Pour Brice Teinturier qui a dirigé cette enquête, « c'est un bouleversement complet de la cartographie politique », un « retournement historique ». Ce résultat n’est cependant pas vraiment surprenant au regard des déclarations des dirigeants LFI à l’antisionisme radical et qui s’allient souvent à des leaders musulmans qui ne masquent pas leur antisémitisme foncier. Ces résultats confirment simplement le fait que les sympathisants LFI sont largement en phase avec les dirigeants du parti. La question qui reste ouverte est de savoir si cette nouvelle expression antisémite présente à gauche est un fait radicalement nouveau ou si elle n’est que la manifestation décomplexée d’un antisémitisme latent qui aurait toujours existé dans une partie de la gauche française (on connaît également le cas anglais avec Jeremy Corbin). On est plutôt porté, étant donné l’histoire du rapport de la gauche à l’antisémitisme qui a été brièvement évoquée plus haut, à adhérer à cette dernière thèse, la radicalisation politique de LFI ayant sans doute révélé, dans la gauche anticapitaliste, de vieux réflexes antisémites enfouis.

Au total le rapport des Français à l’égard de leurs compatriotes juifs paraît très ambigu, mêlant une assez large bienveillance dans les rapports interindividuels à une assez large méfiance à l’égard des juifs considérés en tant que groupe, que révèle la permanence de ces stéréotypes négatifs. Les Français ne sont pas foncièrement hostiles aux juifs, mais ils ne semblent pas leur faire totalement confiance et les considérer comme des citoyens ordinaires.

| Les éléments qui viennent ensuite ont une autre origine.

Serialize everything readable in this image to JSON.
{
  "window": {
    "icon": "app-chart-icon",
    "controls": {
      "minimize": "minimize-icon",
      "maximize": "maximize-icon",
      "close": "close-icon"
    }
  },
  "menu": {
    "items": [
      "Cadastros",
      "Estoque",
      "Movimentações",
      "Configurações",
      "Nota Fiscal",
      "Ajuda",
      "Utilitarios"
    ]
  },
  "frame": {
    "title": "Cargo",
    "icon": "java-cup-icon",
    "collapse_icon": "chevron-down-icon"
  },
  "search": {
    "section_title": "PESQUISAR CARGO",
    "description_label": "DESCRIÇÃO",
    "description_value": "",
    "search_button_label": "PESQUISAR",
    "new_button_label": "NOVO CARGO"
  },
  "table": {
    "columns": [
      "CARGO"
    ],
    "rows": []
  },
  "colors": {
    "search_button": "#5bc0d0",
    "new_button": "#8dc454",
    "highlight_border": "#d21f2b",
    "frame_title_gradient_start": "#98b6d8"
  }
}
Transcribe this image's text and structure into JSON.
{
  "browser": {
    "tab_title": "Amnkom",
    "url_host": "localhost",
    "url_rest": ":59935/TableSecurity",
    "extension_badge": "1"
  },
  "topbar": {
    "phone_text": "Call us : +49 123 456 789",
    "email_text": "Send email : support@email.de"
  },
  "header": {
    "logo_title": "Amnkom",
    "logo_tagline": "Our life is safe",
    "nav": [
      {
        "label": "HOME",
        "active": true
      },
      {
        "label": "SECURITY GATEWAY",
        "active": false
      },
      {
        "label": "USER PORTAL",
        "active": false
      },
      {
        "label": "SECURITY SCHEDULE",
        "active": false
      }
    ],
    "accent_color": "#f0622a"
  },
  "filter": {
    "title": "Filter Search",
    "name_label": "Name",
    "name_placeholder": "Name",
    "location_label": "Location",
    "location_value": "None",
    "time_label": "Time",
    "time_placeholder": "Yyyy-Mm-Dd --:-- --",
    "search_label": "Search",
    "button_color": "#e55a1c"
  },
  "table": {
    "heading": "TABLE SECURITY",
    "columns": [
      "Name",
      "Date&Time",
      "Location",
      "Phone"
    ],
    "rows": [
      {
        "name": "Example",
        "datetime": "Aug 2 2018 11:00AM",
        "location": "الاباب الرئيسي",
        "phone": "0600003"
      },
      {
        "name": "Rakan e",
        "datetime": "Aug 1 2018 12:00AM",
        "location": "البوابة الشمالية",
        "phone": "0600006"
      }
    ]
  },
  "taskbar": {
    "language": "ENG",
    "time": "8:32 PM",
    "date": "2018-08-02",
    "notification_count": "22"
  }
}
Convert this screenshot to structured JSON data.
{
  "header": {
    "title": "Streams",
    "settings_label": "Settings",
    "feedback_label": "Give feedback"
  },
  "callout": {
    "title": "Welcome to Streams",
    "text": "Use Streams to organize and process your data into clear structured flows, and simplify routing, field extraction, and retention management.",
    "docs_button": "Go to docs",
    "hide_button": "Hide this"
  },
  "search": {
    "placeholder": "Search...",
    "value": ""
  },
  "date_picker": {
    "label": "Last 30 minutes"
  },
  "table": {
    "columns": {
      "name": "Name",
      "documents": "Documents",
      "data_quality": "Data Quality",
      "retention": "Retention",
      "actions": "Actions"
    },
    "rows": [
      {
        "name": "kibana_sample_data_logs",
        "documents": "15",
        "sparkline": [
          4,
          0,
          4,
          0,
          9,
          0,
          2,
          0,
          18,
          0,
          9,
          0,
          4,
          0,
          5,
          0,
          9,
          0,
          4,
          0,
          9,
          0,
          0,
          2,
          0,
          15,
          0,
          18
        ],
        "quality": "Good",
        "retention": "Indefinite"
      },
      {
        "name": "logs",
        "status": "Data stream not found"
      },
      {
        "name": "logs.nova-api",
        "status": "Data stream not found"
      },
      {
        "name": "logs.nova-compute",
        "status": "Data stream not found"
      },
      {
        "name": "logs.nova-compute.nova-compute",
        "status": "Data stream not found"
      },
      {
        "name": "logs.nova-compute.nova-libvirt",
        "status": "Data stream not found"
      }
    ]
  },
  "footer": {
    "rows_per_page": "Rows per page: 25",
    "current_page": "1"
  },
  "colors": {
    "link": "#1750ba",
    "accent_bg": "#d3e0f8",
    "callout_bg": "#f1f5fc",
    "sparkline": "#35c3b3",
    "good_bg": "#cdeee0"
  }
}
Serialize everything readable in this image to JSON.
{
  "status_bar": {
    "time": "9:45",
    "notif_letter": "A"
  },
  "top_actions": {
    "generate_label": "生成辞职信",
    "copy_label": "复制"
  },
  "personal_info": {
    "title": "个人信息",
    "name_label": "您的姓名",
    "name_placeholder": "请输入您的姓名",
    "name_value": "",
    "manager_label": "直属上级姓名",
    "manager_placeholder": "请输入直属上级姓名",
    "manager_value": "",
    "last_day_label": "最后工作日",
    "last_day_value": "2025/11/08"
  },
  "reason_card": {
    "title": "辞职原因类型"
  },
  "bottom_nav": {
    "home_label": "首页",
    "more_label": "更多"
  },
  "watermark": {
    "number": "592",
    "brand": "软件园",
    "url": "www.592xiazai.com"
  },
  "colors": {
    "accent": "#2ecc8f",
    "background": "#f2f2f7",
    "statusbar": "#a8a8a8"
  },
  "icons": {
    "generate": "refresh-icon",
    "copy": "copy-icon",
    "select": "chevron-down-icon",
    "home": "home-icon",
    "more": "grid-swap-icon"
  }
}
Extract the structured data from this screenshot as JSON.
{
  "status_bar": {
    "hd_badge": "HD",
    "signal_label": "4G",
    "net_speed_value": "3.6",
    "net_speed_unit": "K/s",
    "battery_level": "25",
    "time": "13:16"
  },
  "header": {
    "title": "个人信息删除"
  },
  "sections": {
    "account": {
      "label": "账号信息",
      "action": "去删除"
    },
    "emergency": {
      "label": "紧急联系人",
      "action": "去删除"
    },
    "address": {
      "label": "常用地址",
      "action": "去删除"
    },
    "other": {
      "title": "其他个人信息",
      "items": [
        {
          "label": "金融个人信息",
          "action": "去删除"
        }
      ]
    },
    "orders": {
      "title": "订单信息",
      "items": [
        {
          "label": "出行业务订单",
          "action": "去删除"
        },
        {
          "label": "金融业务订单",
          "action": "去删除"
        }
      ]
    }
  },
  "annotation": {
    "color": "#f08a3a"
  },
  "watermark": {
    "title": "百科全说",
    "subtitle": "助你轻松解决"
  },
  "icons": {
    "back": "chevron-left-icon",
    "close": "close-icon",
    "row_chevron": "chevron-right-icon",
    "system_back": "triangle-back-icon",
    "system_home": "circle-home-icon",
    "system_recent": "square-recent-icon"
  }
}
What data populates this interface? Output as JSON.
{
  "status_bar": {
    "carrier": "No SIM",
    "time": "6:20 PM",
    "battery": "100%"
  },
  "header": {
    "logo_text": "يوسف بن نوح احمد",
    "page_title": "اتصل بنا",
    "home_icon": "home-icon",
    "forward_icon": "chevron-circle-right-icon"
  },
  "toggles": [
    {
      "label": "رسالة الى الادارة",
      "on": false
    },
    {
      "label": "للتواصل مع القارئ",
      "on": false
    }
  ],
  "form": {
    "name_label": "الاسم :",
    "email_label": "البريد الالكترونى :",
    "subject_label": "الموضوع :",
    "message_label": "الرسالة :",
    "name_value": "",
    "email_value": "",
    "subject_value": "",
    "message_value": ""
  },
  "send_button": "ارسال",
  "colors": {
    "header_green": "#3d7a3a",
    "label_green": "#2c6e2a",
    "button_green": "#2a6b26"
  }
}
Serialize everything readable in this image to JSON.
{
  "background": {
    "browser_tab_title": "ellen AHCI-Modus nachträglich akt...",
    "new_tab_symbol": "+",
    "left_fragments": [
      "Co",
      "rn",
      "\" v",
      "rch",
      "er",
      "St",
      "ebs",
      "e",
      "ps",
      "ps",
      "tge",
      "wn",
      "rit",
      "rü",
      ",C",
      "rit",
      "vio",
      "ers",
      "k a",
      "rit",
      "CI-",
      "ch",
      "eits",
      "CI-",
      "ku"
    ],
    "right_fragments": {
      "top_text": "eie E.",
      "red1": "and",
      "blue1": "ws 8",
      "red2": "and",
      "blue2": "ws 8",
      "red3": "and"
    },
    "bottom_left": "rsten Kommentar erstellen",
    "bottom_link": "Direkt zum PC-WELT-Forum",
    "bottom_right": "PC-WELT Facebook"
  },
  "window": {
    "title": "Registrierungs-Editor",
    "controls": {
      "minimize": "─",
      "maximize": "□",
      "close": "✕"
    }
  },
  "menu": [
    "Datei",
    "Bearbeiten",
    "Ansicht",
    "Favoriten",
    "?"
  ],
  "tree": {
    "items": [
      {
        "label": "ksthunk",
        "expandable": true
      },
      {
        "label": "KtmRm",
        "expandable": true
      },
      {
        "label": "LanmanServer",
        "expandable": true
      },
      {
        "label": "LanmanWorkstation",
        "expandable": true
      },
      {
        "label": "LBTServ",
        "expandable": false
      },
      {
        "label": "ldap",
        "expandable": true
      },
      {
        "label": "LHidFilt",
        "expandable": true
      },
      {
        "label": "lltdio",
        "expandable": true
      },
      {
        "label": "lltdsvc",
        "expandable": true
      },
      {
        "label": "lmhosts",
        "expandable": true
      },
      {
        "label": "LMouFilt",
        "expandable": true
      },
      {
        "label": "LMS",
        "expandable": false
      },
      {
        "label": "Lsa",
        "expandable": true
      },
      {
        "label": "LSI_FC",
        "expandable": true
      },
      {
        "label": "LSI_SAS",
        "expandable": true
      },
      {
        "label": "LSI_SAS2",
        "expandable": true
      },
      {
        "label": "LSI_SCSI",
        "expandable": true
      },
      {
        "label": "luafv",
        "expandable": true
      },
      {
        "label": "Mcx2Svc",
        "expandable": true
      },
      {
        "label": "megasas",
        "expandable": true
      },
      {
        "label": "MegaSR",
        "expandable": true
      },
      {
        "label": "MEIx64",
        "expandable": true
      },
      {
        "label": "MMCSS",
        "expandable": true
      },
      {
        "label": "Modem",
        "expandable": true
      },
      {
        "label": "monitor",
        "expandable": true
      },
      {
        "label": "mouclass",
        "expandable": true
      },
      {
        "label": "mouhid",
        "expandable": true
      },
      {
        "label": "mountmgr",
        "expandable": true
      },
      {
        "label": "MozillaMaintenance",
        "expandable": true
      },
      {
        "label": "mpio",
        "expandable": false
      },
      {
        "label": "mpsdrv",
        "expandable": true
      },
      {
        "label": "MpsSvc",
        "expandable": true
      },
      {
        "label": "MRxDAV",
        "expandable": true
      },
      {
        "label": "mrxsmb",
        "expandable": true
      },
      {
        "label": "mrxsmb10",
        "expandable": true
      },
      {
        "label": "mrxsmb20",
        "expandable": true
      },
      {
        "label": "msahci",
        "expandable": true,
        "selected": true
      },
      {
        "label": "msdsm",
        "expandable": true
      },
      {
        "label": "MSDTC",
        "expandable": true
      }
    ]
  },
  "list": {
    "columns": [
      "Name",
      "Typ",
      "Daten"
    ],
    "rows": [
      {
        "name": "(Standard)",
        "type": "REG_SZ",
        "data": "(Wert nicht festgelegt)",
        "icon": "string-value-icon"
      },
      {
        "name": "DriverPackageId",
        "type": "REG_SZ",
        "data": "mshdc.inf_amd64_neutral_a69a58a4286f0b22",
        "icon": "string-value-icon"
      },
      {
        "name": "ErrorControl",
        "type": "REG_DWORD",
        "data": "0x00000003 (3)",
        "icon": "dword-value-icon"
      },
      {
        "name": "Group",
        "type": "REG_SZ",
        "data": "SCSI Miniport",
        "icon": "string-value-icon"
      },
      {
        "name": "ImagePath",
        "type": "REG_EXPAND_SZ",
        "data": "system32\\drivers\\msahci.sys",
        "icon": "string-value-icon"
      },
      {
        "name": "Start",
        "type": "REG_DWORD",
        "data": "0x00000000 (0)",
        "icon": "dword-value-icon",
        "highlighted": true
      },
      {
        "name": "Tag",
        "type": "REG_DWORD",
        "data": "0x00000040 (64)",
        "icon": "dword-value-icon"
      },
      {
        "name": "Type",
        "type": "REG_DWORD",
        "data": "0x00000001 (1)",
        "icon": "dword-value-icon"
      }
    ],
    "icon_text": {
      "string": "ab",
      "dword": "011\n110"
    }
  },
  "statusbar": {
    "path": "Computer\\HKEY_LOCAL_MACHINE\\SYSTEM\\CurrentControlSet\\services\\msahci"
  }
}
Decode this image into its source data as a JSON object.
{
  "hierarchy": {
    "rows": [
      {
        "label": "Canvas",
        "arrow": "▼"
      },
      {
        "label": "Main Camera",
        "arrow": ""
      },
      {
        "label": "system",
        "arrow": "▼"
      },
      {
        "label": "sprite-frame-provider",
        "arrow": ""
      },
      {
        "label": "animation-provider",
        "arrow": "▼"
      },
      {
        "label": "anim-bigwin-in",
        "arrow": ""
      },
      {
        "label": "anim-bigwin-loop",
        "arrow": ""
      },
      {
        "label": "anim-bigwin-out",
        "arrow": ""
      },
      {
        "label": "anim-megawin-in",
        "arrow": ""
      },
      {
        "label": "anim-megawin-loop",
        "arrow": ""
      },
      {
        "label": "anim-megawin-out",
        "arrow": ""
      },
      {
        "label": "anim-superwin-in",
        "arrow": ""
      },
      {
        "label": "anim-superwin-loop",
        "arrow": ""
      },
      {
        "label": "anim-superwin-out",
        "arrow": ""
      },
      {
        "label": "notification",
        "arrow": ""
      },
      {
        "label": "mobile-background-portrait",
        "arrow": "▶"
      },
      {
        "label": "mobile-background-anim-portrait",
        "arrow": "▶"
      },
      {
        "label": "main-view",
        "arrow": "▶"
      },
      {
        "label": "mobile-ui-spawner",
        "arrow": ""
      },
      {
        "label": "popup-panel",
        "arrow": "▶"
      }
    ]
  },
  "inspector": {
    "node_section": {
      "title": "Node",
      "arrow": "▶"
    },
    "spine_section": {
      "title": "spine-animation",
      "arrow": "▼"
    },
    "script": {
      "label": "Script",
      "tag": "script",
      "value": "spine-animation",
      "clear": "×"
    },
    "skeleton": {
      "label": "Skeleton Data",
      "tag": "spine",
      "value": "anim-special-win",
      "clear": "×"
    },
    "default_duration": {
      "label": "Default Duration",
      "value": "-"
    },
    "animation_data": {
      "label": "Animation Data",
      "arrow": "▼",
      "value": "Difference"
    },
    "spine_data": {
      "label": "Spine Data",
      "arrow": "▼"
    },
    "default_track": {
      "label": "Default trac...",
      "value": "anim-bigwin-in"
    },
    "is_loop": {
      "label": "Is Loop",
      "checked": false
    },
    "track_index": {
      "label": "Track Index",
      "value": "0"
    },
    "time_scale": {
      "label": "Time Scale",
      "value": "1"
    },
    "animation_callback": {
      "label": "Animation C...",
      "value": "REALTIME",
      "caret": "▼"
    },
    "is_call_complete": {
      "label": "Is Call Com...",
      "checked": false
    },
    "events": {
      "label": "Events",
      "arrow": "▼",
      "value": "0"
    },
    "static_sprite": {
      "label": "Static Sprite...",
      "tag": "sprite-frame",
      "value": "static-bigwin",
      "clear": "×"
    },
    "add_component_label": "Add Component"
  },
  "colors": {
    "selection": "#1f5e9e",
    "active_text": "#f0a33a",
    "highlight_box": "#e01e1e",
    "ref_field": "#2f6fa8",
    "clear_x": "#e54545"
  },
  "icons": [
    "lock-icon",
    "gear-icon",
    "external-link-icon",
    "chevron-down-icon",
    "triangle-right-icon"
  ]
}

Un des points les plus frappants de cette enquête est également que la gauche se scinde profondément sur la question éthique et politique fondamentale de l’antisémitisme, qui semble révéler deux univers de valeurs antagonistes.

[1] Le regard des Français sur l’antisémitisme et la situation des Français juifs, 2024, IPSOS pour le CRIF.

[2] Géraldine Woessner, « La France à l’heure de l’antisémitisme décomplexé », Le Point, 21 novembre 2024.